Yesterday, the United States Supreme Court issued its long-awaited decision in the Encino Motorcars, LLC v. Navarro case, that many hoped would resolve the issue as to whether Service Advisors at auto dealerships are exempt from the overtime provisions of the Fair Labor Standards Act (FLSA). As we reported back in January 2016, the Supreme Court agreed to hear a petition filed by an auto dealership, Encino Motorcars, challenging a Ninth Circuit decision holding that Service Advisors were not exempt from overtime pay requirements. Encino asked that the Court “restore uniformity” in legal precedent and hold that Service Advisors are exempt from the FLSA’s overtime pay requirements. Auto dealers were hoping that the Supreme Court would bring certainty to this issue and follow prior decisions from the Fourth and Fifth Circuits holding that Service Advisors are salespeople exempt from overtime, instead of following the Ninth Circuit’s contrary decision. Although the Supreme Court ultimately vacated the Ninth Circuit’s decision, the Court’s opinion leaves the issue open to further consideration.
Background on the Exemption
The FLSA expressly exempts “any salesman, partsman, or mechanic primarily engaged in selling or servicing automobiles” from the Act’s overtime pay requirement. Because Service Advisors primarily engage in selling vehicle service work to customers, many auto dealers have long-classified these employees as exempt. Prior court decisions from the Fourth and Fifth Circuits supported the auto dealers’ classifying Service Advisors as exempt under the salesman exemption. Nevertheless, in 2011, the Department of Labor (DOL) changed its (previously) long-standing enforcement position and stated that it would no longer consider Service Advisors exempt from overtime under the “salesman” exemption, concluding that the exemption was limited “to salesmen who sell vehicles and partsmen and mechanics who service vehicles.”
In its Encino decision, the Ninth Circuit ignored the prior decisions from the Fourth and Fifth Circuits, and instead chose to defer to the DOL’s new regulations. Deferring to the DOL’s about-face, the Ninth Circuit held that Service Advisors were not salesmen, and thus were not exempt from the overtime pay requirements. In October 2015, Encino petitioned the Supreme Court to review the decision, resolve the newly-formed Circuit split, and restore uniformity in the legal precedent regarding classification of Service Advisors.

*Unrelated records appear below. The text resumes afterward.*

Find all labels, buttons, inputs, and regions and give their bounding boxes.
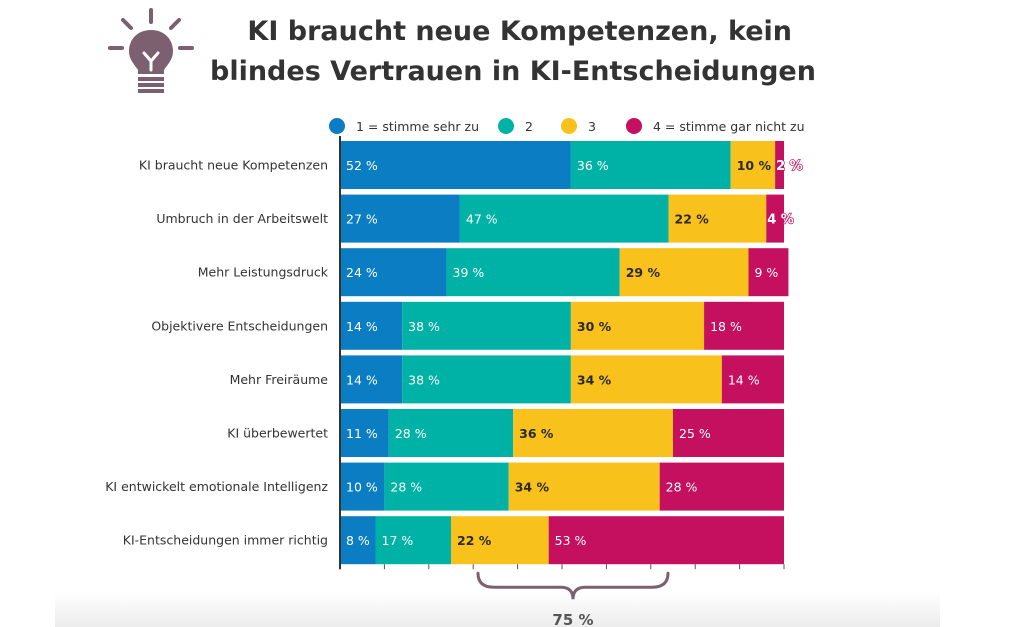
bar-segment: [570, 141, 731, 189]
data-label: 53 %: [555, 533, 587, 548]
category-label: KI entwickelt emotionale Intelligenz: [105, 479, 328, 494]
legend-marker: [498, 118, 514, 134]
bar-segment: [721, 355, 784, 404]
bar-segment: [730, 141, 776, 189]
data-label: 10 %: [346, 480, 378, 495]
data-label: 11 %: [346, 426, 378, 441]
data-label: 34 %: [577, 372, 612, 387]
data-label: 38 %: [408, 319, 440, 334]
category-label: KI braucht neue Kompetenzen: [139, 158, 328, 173]
lightbulb-icon: [108, 8, 194, 93]
data-label: 10 %: [737, 158, 772, 173]
bar-segment: [384, 462, 509, 511]
data-label: 2 %: [776, 159, 803, 174]
bar-segment: [375, 516, 451, 565]
data-label: 27 %: [346, 212, 378, 227]
data-label: 22 %: [457, 533, 492, 548]
bar-segment: [570, 355, 722, 404]
bar-segment: [775, 141, 784, 189]
data-label: 18 %: [710, 319, 742, 334]
legend-marker: [329, 118, 345, 134]
category-label: KI überbewertet: [227, 426, 328, 441]
data-label: 22 %: [675, 212, 710, 227]
bar-segment: [340, 409, 389, 457]
data-label: 17 %: [382, 533, 414, 548]
bar-segment: [340, 462, 385, 511]
data-label: 38 %: [408, 372, 440, 387]
bar-segment: [459, 194, 669, 243]
bar-segment: [570, 301, 705, 350]
data-label: 9 %: [754, 265, 778, 280]
bar-segment: [659, 462, 784, 511]
data-label: 25 %: [679, 426, 711, 441]
data-label: 34 %: [515, 480, 550, 495]
data-label: 30 %: [577, 319, 612, 334]
data-label: 39 %: [453, 265, 485, 280]
annotation-label: 75 %: [552, 611, 593, 627]
data-label: 8 %: [346, 533, 370, 548]
bar-segment: [668, 194, 767, 243]
chart-title-line-2: blindes Vertrauen in KI-Entscheidungen: [210, 56, 816, 87]
bar-segment: [704, 301, 784, 350]
data-label: 29 %: [626, 265, 661, 280]
bar-segment: [619, 248, 749, 297]
bar-segment: [508, 462, 660, 511]
data-label: 28 %: [666, 480, 698, 495]
data-label: 36 %: [519, 426, 554, 441]
data-label: 24 %: [346, 265, 378, 280]
category-label: Umbruch in der Arbeitswelt: [156, 211, 328, 226]
bar-segment: [766, 194, 784, 243]
legend-marker: [626, 118, 642, 134]
category-label: Mehr Leistungsdruck: [198, 265, 329, 280]
bar-segment: [340, 194, 460, 243]
bottom-shadow: [55, 592, 940, 627]
legend-label: 1 = stimme sehr zu: [356, 119, 479, 134]
legend-label: 3: [588, 119, 596, 134]
legend-marker: [561, 118, 577, 134]
bar-segment: [451, 516, 549, 565]
bar-segment: [513, 409, 673, 457]
data-label: 4 %: [767, 213, 794, 228]
bar-segment: [340, 301, 403, 350]
bar-segment: [340, 141, 571, 189]
chart-title-line-1: KI braucht neue Kompetenzen, kein: [247, 16, 792, 47]
data-label: 14 %: [728, 372, 760, 387]
bar-segment: [402, 301, 571, 350]
bar-segment: [548, 516, 784, 565]
data-label: 14 %: [346, 372, 378, 387]
bar-segment: [388, 409, 514, 457]
bar-segment: [748, 248, 789, 297]
data-label: 47 %: [466, 212, 498, 227]
bar-segment: [446, 248, 620, 297]
data-label: 52 %: [346, 158, 378, 173]
data-label: 14 %: [346, 319, 378, 334]
category-label: Mehr Freiräume: [230, 372, 329, 387]
legend-label: 4 = stimme gar nicht zu: [653, 119, 805, 134]
legend-label: 2: [525, 119, 533, 134]
annotation-brace: [476, 571, 670, 600]
category-label: KI-Entscheidungen immer richtig: [123, 533, 328, 548]
data-label: 28 %: [390, 480, 422, 495]
bar-segment: [673, 409, 784, 457]
data-label: 28 %: [395, 426, 427, 441]
data-label: 36 %: [577, 158, 609, 173]
bar-segment: [340, 248, 447, 297]
bar-segment: [402, 355, 571, 404]
bar-segment: [340, 355, 403, 404]
bar-segment: [340, 516, 376, 565]
category-label: Objektivere Entscheidungen: [151, 318, 328, 333]
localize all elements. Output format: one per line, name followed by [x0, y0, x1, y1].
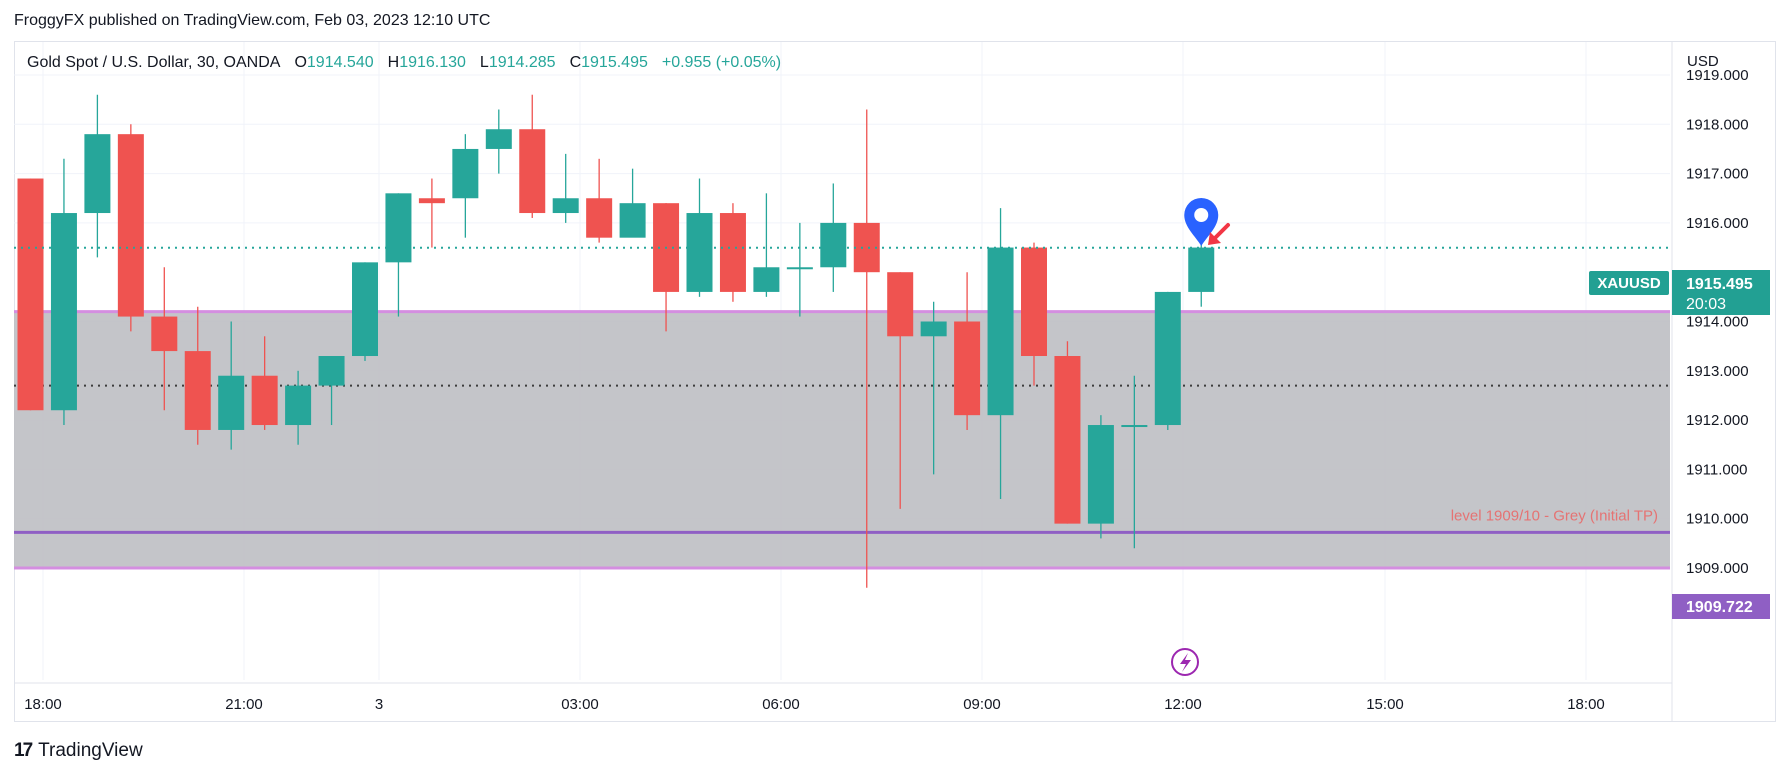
candle-body — [954, 321, 981, 416]
time-tick-label: 09:00 — [963, 696, 1001, 713]
countdown-label: 20:03 — [1686, 296, 1726, 313]
legend-open-label: O — [294, 54, 307, 71]
time-tick-label: 18:00 — [24, 696, 62, 713]
symbol-tag — [1589, 271, 1669, 295]
candle-body — [218, 375, 245, 430]
legend-high: 1916.130 — [399, 54, 466, 71]
price-tick-label: 1913.000 — [1686, 363, 1749, 380]
price-tick-label: 1909.000 — [1686, 560, 1749, 577]
candle-body — [1021, 247, 1047, 357]
last-price-label: 1915.495 — [1686, 276, 1753, 293]
candle-body — [586, 198, 613, 238]
location-pin-dot — [1194, 208, 1209, 222]
level-price-label: 1909.722 — [1686, 599, 1753, 616]
level-label: level 1909/10 - Grey (Initial TP) — [1451, 507, 1658, 524]
price-tick-label: 1918.000 — [1686, 116, 1749, 133]
price-tick-label: 1919.000 — [1686, 67, 1749, 84]
lightning-icon — [1180, 653, 1191, 672]
legend-open: 1914.540 — [306, 54, 374, 71]
currency-label: USD — [1687, 53, 1719, 70]
last-price-tag — [1672, 270, 1770, 315]
candle-body — [820, 222, 847, 268]
time-tick-label: 12:00 — [1164, 696, 1202, 713]
time-tick-label: 06:00 — [762, 696, 800, 713]
time-tick-label: 21:00 — [225, 696, 263, 713]
overlay-layer: level 1909/10 - Grey (Initial TP) — [14, 198, 1670, 676]
candle-body — [753, 267, 780, 292]
candle-body — [17, 178, 44, 411]
candle-body — [452, 148, 479, 199]
time-tick-label: 18:00 — [1567, 696, 1605, 713]
candle-body — [184, 351, 211, 430]
time-tick-label: 03:00 — [561, 696, 599, 713]
time-tick-label: 3 — [375, 696, 383, 713]
ohlc-legend: Gold Spot / U.S. Dollar, 30, OANDA O1914.… — [27, 54, 781, 72]
candle-body — [1054, 356, 1081, 524]
candle-body — [987, 247, 1014, 416]
zone-layer — [14, 310, 1670, 570]
price-tick-label: 1916.000 — [1686, 215, 1749, 232]
publish-line: FroggyFX published on TradingView.com, F… — [14, 12, 491, 29]
candle-body — [84, 134, 111, 214]
candle-body — [686, 213, 713, 292]
candle-body — [887, 272, 914, 337]
price-tick-label: 1910.000 — [1686, 511, 1749, 528]
candle-body — [1188, 247, 1215, 292]
candle-body — [485, 129, 512, 149]
arrow-head-icon — [1208, 232, 1221, 245]
candle-body — [719, 213, 746, 292]
candle-body — [285, 385, 312, 426]
price-tick-label: 1911.000 — [1686, 461, 1747, 478]
candle-body — [920, 321, 947, 337]
legend-close-label: C — [569, 54, 582, 71]
candle-body — [50, 213, 77, 411]
candle-body — [519, 129, 546, 214]
footer-brand-text: TradingView — [38, 740, 143, 761]
candle-body — [552, 198, 579, 214]
legend-change: +0.955 (+0.05%) — [661, 54, 782, 71]
candle-body — [352, 262, 378, 357]
candle-body — [385, 193, 412, 263]
level-price-tag — [1672, 594, 1770, 619]
tradingview-logo-icon: 17 — [14, 740, 33, 761]
candle-body — [1154, 291, 1181, 426]
candle-body — [151, 316, 178, 352]
candle-body — [418, 198, 445, 204]
legend-high-label: H — [387, 54, 400, 71]
candle-body — [117, 134, 144, 317]
price-tick-label: 1917.000 — [1686, 166, 1749, 183]
legend-close: 1915.495 — [581, 54, 648, 71]
candle-body — [1087, 425, 1114, 524]
candle-body — [786, 267, 813, 270]
price-tick-label: 1912.000 — [1686, 412, 1749, 429]
legend-symbol: Gold Spot / U.S. Dollar, 30, OANDA — [27, 54, 281, 71]
candle-body — [1121, 425, 1148, 428]
candle-body — [251, 375, 278, 426]
legend-low-label: L — [479, 54, 489, 71]
candle-body — [619, 203, 646, 238]
footer-brand[interactable]: 17 TradingView — [14, 740, 143, 762]
tp-zone — [14, 311, 1670, 568]
legend-low: 1914.285 — [488, 54, 556, 71]
candle-layer — [17, 94, 1215, 588]
price-tick-label: 1914.000 — [1686, 314, 1749, 331]
candle-body — [318, 356, 345, 386]
symbol-tag-label: XAUUSD — [1597, 275, 1661, 292]
time-tick-label: 15:00 — [1366, 696, 1404, 713]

The Supreme Court’s Opinion
When the Supreme Court agreed to hear Encino’s petition earlier this year, many thought that the Court would provide final resolution as to whether Service Advisors are exempt. Unfortunately, the Court’s Opinion fails to do so. Instead, the Court vacated and remanded the case back to the Ninth Circuit to reconsider the issue without giving weight to the DOL’s regulations. In his Opinion, Justice Kennedy instructed that the FLSA “must be construed without placing controlling weight” on the DOL’s 2011 regulations because the agency issued those regulations without “reasoned explanation that was required in light of the change in position and the significant reliance interests involved.” In other words, according to the Court, the DOL discarded 33 years of precedent exempting Service Advisors and then failed to provide any real “reasoned explanation” for the change. As such, the Court held it was not proper for the Ninth Circuit to defer to the DOL’s 2011 regulations. The Ninth Circuit was instructed to interpret whether the FLSA overtime exemption for “salesmen” included Service Advisors, without placing controlling weight on the DOL’s 2011 regulations.
Insights for Auto Dealerships
For now, the Supreme Court has refrained from deciding the ultimate issue of whether Service Advisors are exempt from the FLSA overtime pay requirement by remanding the case back to the Ninth Circuit for further proceedings. It is unclear how the Ninth Circuit will rule if it cannot defer to the DOL’s regulations. However, with a vacated opinion, there is no longer a circuit split and the case law from the Fourth and Fifth Circuits favoring exempt status remains intact. While the current legal landscape favors exempt status, this may change with a further decision from the Ninth Circuit or even potential new regulations from the DOL. Accordingly, auto dealerships should proceed with caution and partner with employment counsel in determining how to classify Service Advisors. Auto dealerships should also consider the potential application of other overtime pay exemptions to Service Advisors, such as the 7(i) retail sales exemption.
We will continue to track this case and provide updates as events dictate.